AV-Test: Sind Kinder mit den Betriebssystem-Lösungen genügend geschützt?

Windows, MacOS, Android, iOS und Fire OS von Amazon: Jedes Betriebssystem bietet eine kostenfreie Möglichkeit zum Kinderschutz. Was taugen sie?

von Claudia Maag 07.12.2018

Das unabhängige Forschungsinstitut AV-Test hat geprüft, wie die Gefahrenlage am PC und an mobilen Geräten für Kinder aussieht. Angeschaut haben die AV-Forscher Windows und Mac sowie Android, iOS und Fire OS von Amazon auf mobilen Geräten. Jedes System bietet eine kostenfreie Möglichkeit zum Kinderschutz.

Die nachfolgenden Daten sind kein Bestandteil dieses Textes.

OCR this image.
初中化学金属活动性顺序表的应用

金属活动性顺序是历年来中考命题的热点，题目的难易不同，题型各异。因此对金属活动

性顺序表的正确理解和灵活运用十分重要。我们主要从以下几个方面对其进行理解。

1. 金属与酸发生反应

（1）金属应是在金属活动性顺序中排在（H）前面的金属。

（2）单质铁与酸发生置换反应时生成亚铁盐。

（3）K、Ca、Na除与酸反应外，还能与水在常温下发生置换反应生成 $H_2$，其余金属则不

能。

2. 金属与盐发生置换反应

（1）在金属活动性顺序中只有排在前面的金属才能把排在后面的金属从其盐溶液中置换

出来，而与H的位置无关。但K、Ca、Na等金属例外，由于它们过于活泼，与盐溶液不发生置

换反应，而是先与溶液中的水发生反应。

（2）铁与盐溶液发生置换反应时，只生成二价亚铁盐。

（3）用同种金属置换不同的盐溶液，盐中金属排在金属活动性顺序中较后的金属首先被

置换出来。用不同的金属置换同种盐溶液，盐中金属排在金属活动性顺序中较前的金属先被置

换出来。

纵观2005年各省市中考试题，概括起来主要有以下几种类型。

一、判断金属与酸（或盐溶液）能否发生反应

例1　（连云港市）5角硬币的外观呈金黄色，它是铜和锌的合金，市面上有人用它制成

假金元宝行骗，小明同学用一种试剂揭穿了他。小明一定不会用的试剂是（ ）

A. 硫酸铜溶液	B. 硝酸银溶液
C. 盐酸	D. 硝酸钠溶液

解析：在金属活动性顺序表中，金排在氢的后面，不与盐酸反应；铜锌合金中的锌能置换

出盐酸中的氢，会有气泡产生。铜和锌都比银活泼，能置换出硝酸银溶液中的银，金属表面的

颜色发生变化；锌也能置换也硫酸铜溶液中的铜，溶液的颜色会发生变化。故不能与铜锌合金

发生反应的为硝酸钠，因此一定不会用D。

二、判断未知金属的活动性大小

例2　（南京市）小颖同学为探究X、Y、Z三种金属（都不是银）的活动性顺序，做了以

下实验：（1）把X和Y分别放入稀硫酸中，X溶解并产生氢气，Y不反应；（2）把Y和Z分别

Im November-Test wurden geprüft: Windows 10, MacOS High Sierra, Android 8.0, iOS 12 und Fire OS von Amazon (angepasstes Android-System). Jedes System hat interne Funktionen, die Desktop-Systeme eine Zusatz-Software. Die genauen Produktnamen lauten: Microsoft Family Safety, Mac Parental Controls, Google Family Link, iOS Parental Controls und Kindle Fire Parental Controls.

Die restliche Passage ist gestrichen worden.